Notava-se agora um clamor que se generalizava em
favor do palhaço, que no mesmo instante pulou dos ferros onde se encontrava,
aqueles que sustentavam a estrutura da parte interna da entrada do circo.
Uma mulher se jogou em frente ao palhaço, fazendo
os dois pararem frente a frente no corredor que dava acesso ao palco.
Repentinamente, o palhaço, visivelmente extasiado, retira tua fantasia,
porta-se nu e causa um alvoroço generalizado aos presentes. A mulher ignora a
surpresa negativa daquela imensa maioria que esperava algo mais do palhaço e,
colocando-se a correr puxando-o pelo braço, trepa em algumas argolas
suspendidas que serviam para o show dos trapezistas, e grita:
O que foi, admiráveis imbecis! Se sentiram
expostos à nudez de um homem? Pobres limitados à fantasia! Da fantasia criam
tuas próprias lajes, cárceres, e da fantasia igualmente fogem! Louca! Loucos!
Jamais me chame de louco! A propósito, nem a loucura é apta a lhe designar!

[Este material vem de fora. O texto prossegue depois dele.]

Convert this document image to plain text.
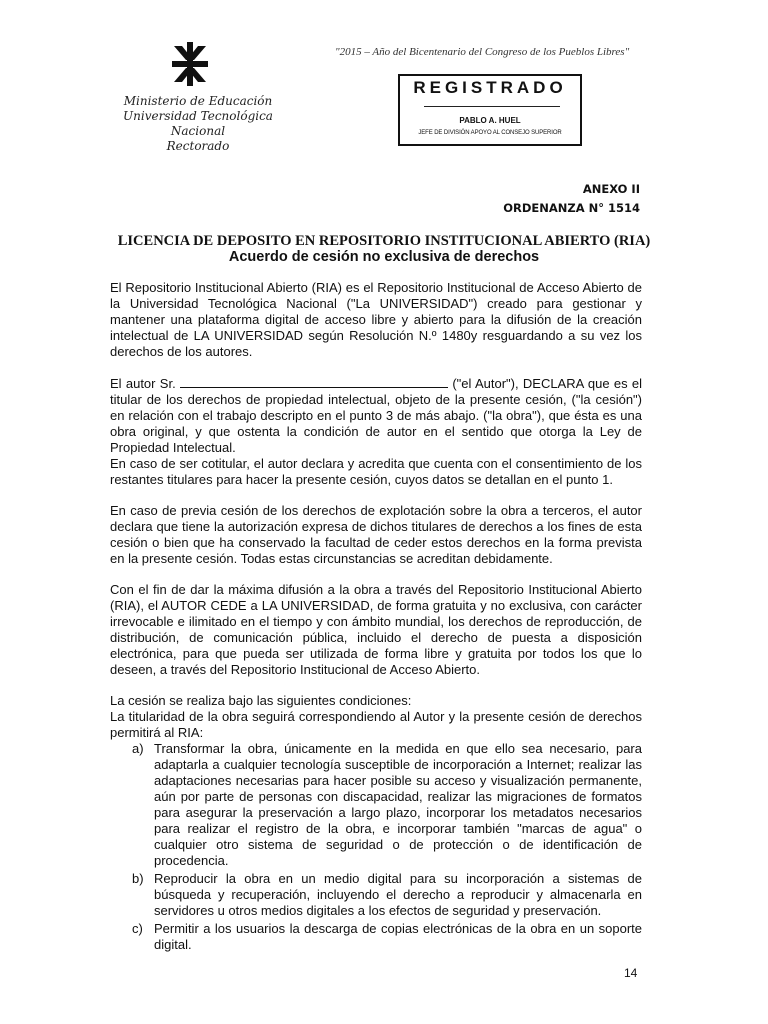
Ministerio de Educación
Universidad Tecnológica Nacional
Rectorado
"2015 – Año del Bicentenario del Congreso de los Pueblos Libres"
REGISTRADO
PABLO A. HUEL
JEFE DE DIVISIÓN APOYO AL CONSEJO SUPERIOR
ANEXO II
ORDENANZA N° 1514
LICENCIA DE DEPOSITO EN REPOSITORIO INSTITUCIONAL ABIERTO (RIA)
Acuerdo de cesión no exclusiva de derechos

El Repositorio Institucional Abierto (RIA) es el Repositorio Institucional de Acceso Abierto de la Universidad Tecnológica Nacional ("La UNIVERSIDAD") creado para gestionar y mantener una plataforma digital de acceso libre y abierto para la difusión de la creación intelectual de LA UNIVERSIDAD según Resolución N.º 1480y resguardando a su vez los derechos de los autores.

El autor Sr.	("el Autor"), DECLARA que es el titular de los derechos de propiedad intelectual, objeto de la presente cesión, ("la cesión") en relación con el trabajo descripto en el punto 3 de más abajo. ("la obra"), que ésta es una obra original, y que ostenta la condición de autor en el sentido que otorga la Ley de Propiedad Intelectual.

En caso de ser cotitular, el autor declara y acredita que cuenta con el consentimiento de los restantes titulares para hacer la presente cesión, cuyos datos se detallan en el punto 1.

En caso de previa cesión de los derechos de explotación sobre la obra a terceros, el autor declara que tiene la autorización expresa de dichos titulares de derechos a los fines de esta cesión o bien que ha conservado la facultad de ceder estos derechos en la forma prevista en la presente cesión. Todas estas circunstancias se acreditan debidamente.

Con el fin de dar la máxima difusión a la obra a través del Repositorio Institucional Abierto (RIA), el AUTOR CEDE a LA UNIVERSIDAD, de forma gratuita y no exclusiva, con carácter irrevocable e ilimitado en el tiempo y con ámbito mundial, los derechos de reproducción, de distribución, de comunicación pública, incluido el derecho de puesta a disposición electrónica, para que pueda ser utilizada de forma libre y gratuita por todos los que lo deseen, a través del Repositorio Institucional de Acceso Abierto.

La cesión se realiza bajo las siguientes condiciones:

La titularidad de la obra seguirá correspondiendo al Autor y la presente cesión de derechos permitirá al RIA:

a) Transformar la obra, únicamente en la medida en que ello sea necesario, para adaptarla a cualquier tecnología susceptible de incorporación a Internet; realizar las adaptaciones necesarias para hacer posible su acceso y visualización permanente, aún por parte de personas con discapacidad, realizar las migraciones de formatos para asegurar la preservación a largo plazo, incorporar los metadatos necesarios para realizar el registro de la obra, e incorporar también "marcas de agua" o cualquier otro sistema de seguridad o de protección o de identificación de procedencia.
b) Reproducir la obra en un medio digital para su incorporación a sistemas de búsqueda y recuperación, incluyendo el derecho a reproducir y almacenarla en servidores u otros medios digitales a los efectos de seguridad y preservación.
c) Permitir a los usuarios la descarga de copias electrónicas de la obra en un soporte digital.
14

Não lhe chamei de louco! Eu chamei a nós, eu e o palhaço, de loucos! E, sim,
se até a tua loucura é fantasiada pelos preceitos de tuas paranóias, ela jamais
poderia nos designar!
O homem, um dos últimos, resolve deixar o circo,
chutando alguns sacos de pipoca que estavam no chão da escadaria da saída. E ao
último senhor que saía pela porta do circo, num berro, como um último suspiro:
Exagero! Exagero! Gozo dele, por ele!
Fantasia! Gozo por ela, dela!
São tão pequenos, meu amor... mas eles me
ensinaram, sem eles eu não seria o que penso, então resolvi retribuir aquilo
que tanto crescia dentro de mim.
Não, podem ter lhe auxiliado, mas tu
ensinastes a tu próprio! Sim, amor, são dignos de dó! Mas compreendamos que,
infelizmente, nem todos têm oportunidade, outros nem têm capacidade, de abrirem
as grades da prisão, despirem a camisa de força da cabeça;
Compreendo, querida, por isso soamos aos seus
ouvidos como ruídos intolerantes;
Certamente. Enquanto houverem fantasias mal
feitas, aquelas que extrapolam teus verdadeiros significados, assim como você
falou, haverá a bestialidade massificada! Mas não nos portamos como superiores
tampouco atribuamos a eles o menosprezo; sofremos as mesmas tentações, o amor
nos dói igualmente, a fome nos ataca igualmente, assim como igualmente não
sabemos de nada!
Por isso a certeza é uma fantasia!
E por isso é precisa!
Você dilata a minha a visão, querida;
Assim como você também dilata a minha; calemos, palhaço; a fala, de tanto
que fora explorada, já está batida por hoje; conheçamo-nos ao silêncio da
fantasia!Mas não ao silêncio também batido; conheçamo-nos ao silêncio exagerado!